Google’s Mobile-First Indexing


Google has officially started testing its mobile-first indexing. This will primarily view the mobile version of your site for its ranking signals and redirect to the desktop version when there isn’t a mobile version available.

We all saw this was coming and even started hearing about it a little over a year ago, however this is the first time that Google has posted details regarding the mobile-first indexing on their own blog.

The majority of Google searches are mobile, even though Google’s index is desktop

Google explained that on a daily basis they see more mobile searches than desktop searches. However, when Google looks to evaluate the ranking of a page on Google, it views the desktop version of the website. In order to fix this, Google will now view the content, links and structured data that is found on the mobile version of your website – if one is available.

With this new method, Google will primarily index mobile content and then use that to decide how they want to rank SERPs, regardless of whether you are on desktop or on your mobile. There will no longer be any kind of “mobile-friendly” adjustments made for mobile users. As a result, if your site is not mobile-friendly, it will even have an impact on how you appear for desktop users.

Google is testing this but hopes to roll it out to all

Google announced that they have started this experiment and will proceed with carefully experimenting on a small scale over the next few months. They stated that they will ramp up the change when they are confident that they have a great user experience.
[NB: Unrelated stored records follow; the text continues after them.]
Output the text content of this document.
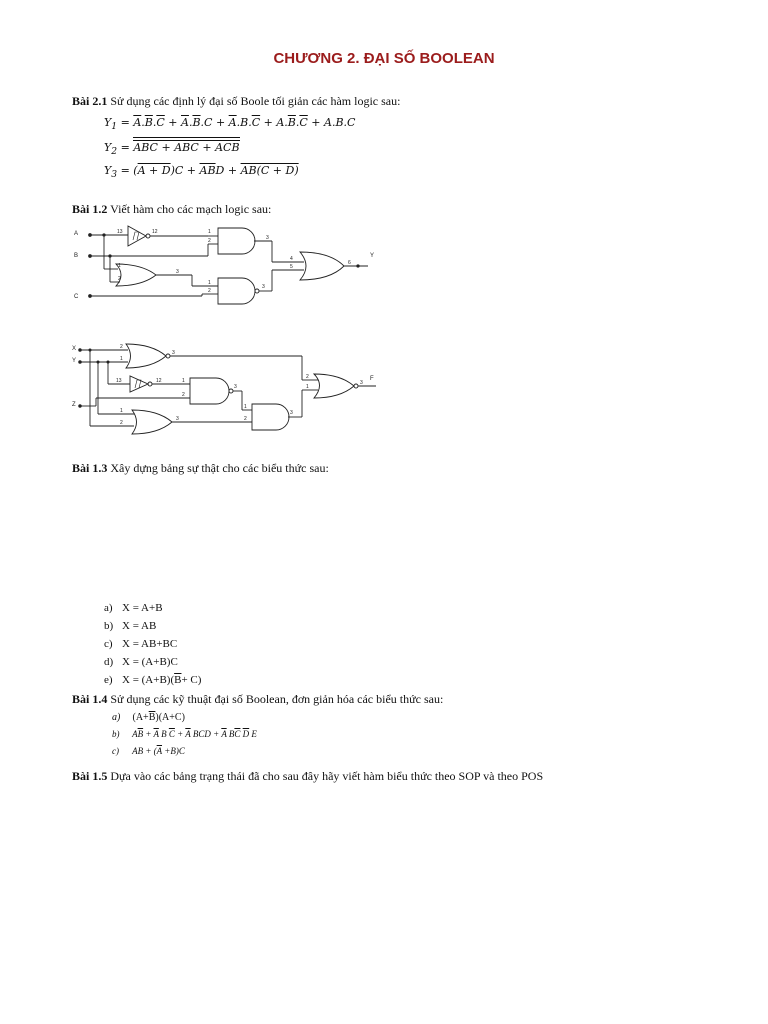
CHƯƠNG 2. ĐẠI SỐ BOOLEAN
Bài 2.1 Sử dụng các định lý đại số Boole tối giản các hàm logic sau:
$Y_1 = \overline{A}.\overline{B}.\overline{C} + \overline{A}.\overline{B}.C + \overline{A}.B.\overline{C} + A.\overline{B}.\overline{C} + A.B.C$
$Y_2 = \overline{ABC} + \overline{A}\overline{BC} + \overline{AC}B$
$Y_3 = (A + D)C + \overline{AB}D + AB(C + D)$
Bài 1.2 Viết hàm cho các mạch logic sau:
A
B
C
Y
13	12	1
2	3
1
2
3
4
5
6
1
2
3
X
Y
Z
F
2
1
3
13	12	1
2
3
1
2
3
1
2
3
2
1
3
Bài 1.3 Xây dựng bảng sự thật cho các biểu thức sau:
a) X = A+B
b) X = AB
c) X = AB+BC
d) X = (A+B)C
e) $X = (A+B)(\overline{B}+ C)$
Bài 1.4 Sử dụng các kỹ thuật đại số Boolean, đơn giản hóa các biểu thức sau:
a) $(A+\overline{B})(A+C)$
b) $A\overline{B} + \overline{A}$ B $\overline{C} + \overline{A}$ BCD + $\overline{A}$ $B\overline{C}$ $\overline{D}$ E
c) AB + $(\overline{A} +B)C$
Bài 1.5 Dựa vào các bảng trạng thái đã cho sau đây hãy viết hàm biểu thức theo SOP và theo POS
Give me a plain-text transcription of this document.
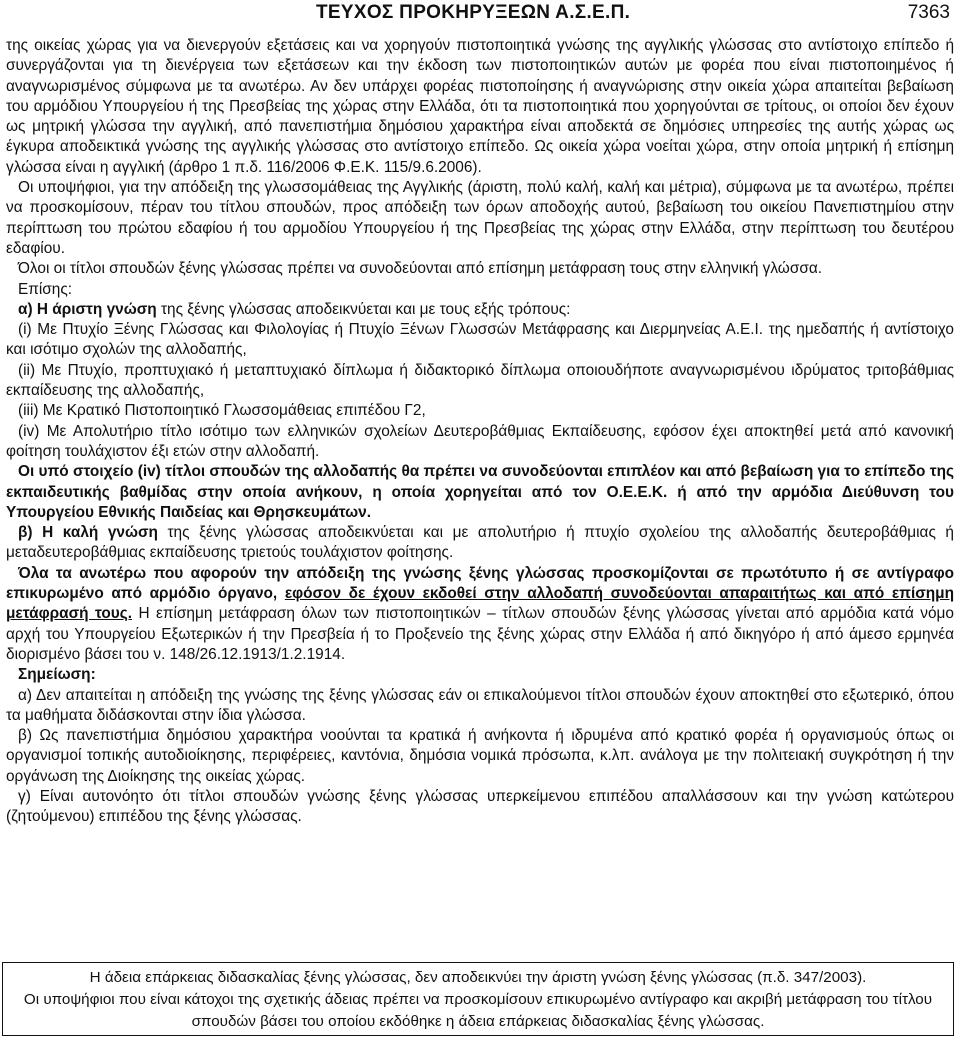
ΤΕΥΧΟΣ ΠΡΟΚΗΡΥΞΕΩΝ Α.Σ.Ε.Π.	7363

της οικείας χώρας για να διενεργούν εξετάσεις και να χορηγούν πιστοποιητικά γνώσης της αγγλικής γλώσσας στο αντίστοιχο επίπεδο ή συνεργάζονται για τη διενέργεια των εξετάσεων και την έκδοση των πιστοποιητικών αυτών με φορέα που είναι πιστοποιημένος ή αναγνωρισμένος σύμφωνα με τα ανωτέρω. Αν δεν υπάρχει φορέας πιστοποίησης ή αναγνώρισης στην οικεία χώρα απαιτείται βεβαίωση του αρμόδιου Υπουργείου ή της Πρεσβείας της χώρας στην Ελλάδα, ότι τα πιστοποιητικά που χορηγούνται σε τρίτους, οι οποίοι δεν έχουν ως μητρική γλώσσα την αγγλική, από πανεπιστήμια δημόσιου χαρακτήρα είναι αποδεκτά σε δημόσιες υπηρεσίες της αυτής χώρας ως έγκυρα αποδεικτικά γνώσης της αγγλικής γλώσσας στο αντίστοιχο επίπεδο. Ως οικεία χώρα νοείται χώρα, στην οποία μητρική ή επίσημη γλώσσα είναι η αγγλική (άρθρο 1 π.δ. 116/2006 Φ.Ε.Κ. 115/9.6.2006).

Οι υποψήφιοι, για την απόδειξη της γλωσσομάθειας της Αγγλικής (άριστη, πολύ καλή, καλή και μέτρια), σύμφωνα με τα ανωτέρω, πρέπει να προσκομίσουν, πέραν του τίτλου σπουδών, προς απόδειξη των όρων αποδοχής αυτού, βεβαίωση του οικείου Πανεπιστημίου στην περίπτωση του πρώτου εδαφίου ή του αρμοδίου Υπουργείου ή της Πρεσβείας της χώρας στην Ελλάδα, στην περίπτωση του δευτέρου εδαφίου.

Όλοι οι τίτλοι σπουδών ξένης γλώσσας πρέπει να συνοδεύονται από επίσημη μετάφραση τους στην ελληνική γλώσσα.

Επίσης:

α) Η άριστη γνώση της ξένης γλώσσας αποδεικνύεται και με τους εξής τρόπους:

(i) Με Πτυχίο Ξένης Γλώσσας και Φιλολογίας ή Πτυχίο Ξένων Γλωσσών Μετάφρασης και Διερμηνείας Α.Ε.Ι. της ημεδαπής ή αντίστοιχο και ισότιμο σχολών της αλλοδαπής,

(ii) Με Πτυχίο, προπτυχιακό ή μεταπτυχιακό δίπλωμα ή διδακτορικό δίπλωμα οποιουδήποτε αναγνωρισμένου ιδρύματος τριτοβάθμιας εκπαίδευσης της αλλοδαπής,

(iii) Με Κρατικό Πιστοποιητικό Γλωσσομάθειας επιπέδου Γ2,

(iv) Με Απολυτήριο τίτλο ισότιμο των ελληνικών σχολείων Δευτεροβάθμιας Εκπαίδευσης, εφόσον έχει αποκτηθεί μετά από κανονική φοίτηση τουλάχιστον έξι ετών στην αλλοδαπή.

Οι υπό στοιχείο (iv) τίτλοι σπουδών της αλλοδαπής θα πρέπει να συνοδεύονται επιπλέον και από βεβαίωση για το επίπεδο της εκπαιδευτικής βαθμίδας στην οποία ανήκουν, η οποία χορηγείται από τον Ο.Ε.Ε.Κ. ή από την αρμόδια Διεύθυνση του Υπουργείου Εθνικής Παιδείας και Θρησκευμάτων.

β) Η καλή γνώση της ξένης γλώσσας αποδεικνύεται και με απολυτήριο ή πτυχίο σχολείου της αλλοδαπής δευτεροβάθμιας ή μεταδευτεροβάθμιας εκπαίδευσης τριετούς τουλάχιστον φοίτησης.

Όλα τα ανωτέρω που αφορούν την απόδειξη της γνώσης ξένης γλώσσας προσκομίζονται σε πρωτότυπο ή σε αντίγραφο επικυρωμένο από αρμόδιο όργανο, εφόσον δε έχουν εκδοθεί στην αλλοδαπή συνοδεύονται απαραιτήτως και από επίσημη μετάφρασή τους. Η επίσημη μετάφραση όλων των πιστοποιητικών – τίτλων σπουδών ξένης γλώσσας γίνεται από αρμόδια κατά νόμο αρχή του Υπουργείου Εξωτερικών ή την Πρεσβεία ή το Προξενείο της ξένης χώρας στην Ελλάδα ή από δικηγόρο ή από άμεσο ερμηνέα διορισμένο βάσει του ν. 148/26.12.1913/1.2.1914.

Σημείωση:

α) Δεν απαιτείται η απόδειξη της γνώσης της ξένης γλώσσας εάν οι επικαλούμενοι τίτλοι σπουδών έχουν αποκτηθεί στο εξωτερικό, όπου τα μαθήματα διδάσκονται στην ίδια γλώσσα.

β) Ως πανεπιστήμια δημόσιου χαρακτήρα νοούνται τα κρατικά ή ανήκοντα ή ιδρυμένα από κρατικό φορέα ή οργανισμούς όπως οι οργανισμοί τοπικής αυτοδιοίκησης, περιφέρειες, καντόνια, δημόσια νομικά πρόσωπα, κ.λπ. ανάλογα με την πολιτειακή συγκρότηση ή την οργάνωση της Διοίκησης της οικείας χώρας.

γ) Είναι αυτονόητο ότι τίτλοι σπουδών γνώσης ξένης γλώσσας υπερκείμενου επιπέδου απαλλάσσουν και την γνώση κατώτερου (ζητούμενου) επιπέδου της ξένης γλώσσας.

Η άδεια επάρκειας διδασκαλίας ξένης γλώσσας, δεν αποδεικνύει την άριστη γνώση ξένης γλώσσας (π.δ. 347/2003).
Οι υποψήφιοι που είναι κάτοχοι της σχετικής άδειας πρέπει να προσκομίσουν επικυρωμένο αντίγραφο και ακριβή μετάφραση του τίτλου σπουδών βάσει του οποίου εκδόθηκε η άδεια επάρκειας διδασκαλίας ξένης γλώσσας.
No mobile site? Do not fret

Those who do not have a functioning mobile version of their site, do not need to worry too much. Google will simply use the desktop version in order to rank the website. This also means that if your site is responsive and dynamically changes content depending on mobile or desktop browsers, there is nothing special you need to do.

However, if you do not have a mobile website, you will not be able to benefit from the mobile-friendly ranking boost

How can you prepare?

Google has provided some recommendations to help people prepare for the change:

  • If you have a mobile responsive website or a dynamic serving website where the main content and markup is equivalent over mobile and desktop, you don’t need to change anything at all.
  • If you have a site configuration where the main content and markup is different over mobile and desktop, you should probably consider making some changes to your website.
  • When adding structured data to a mobile website, avoid adding huge amounts of markup that irrelevant to the specific information content pertaining to each document.
  • Use the robots.txt testing tool in order to verify that your mobile version is indeed accessible by Googlebot.
  • Websites do not need to make changes to their canonical links; Google will proceed with using these links as guides in order to serve the appropriate results users who are searching on their desktop or mobile.
  • If you are a website owner who has only verified your desktop site with Search Console, also add and verify your site’s mobile version.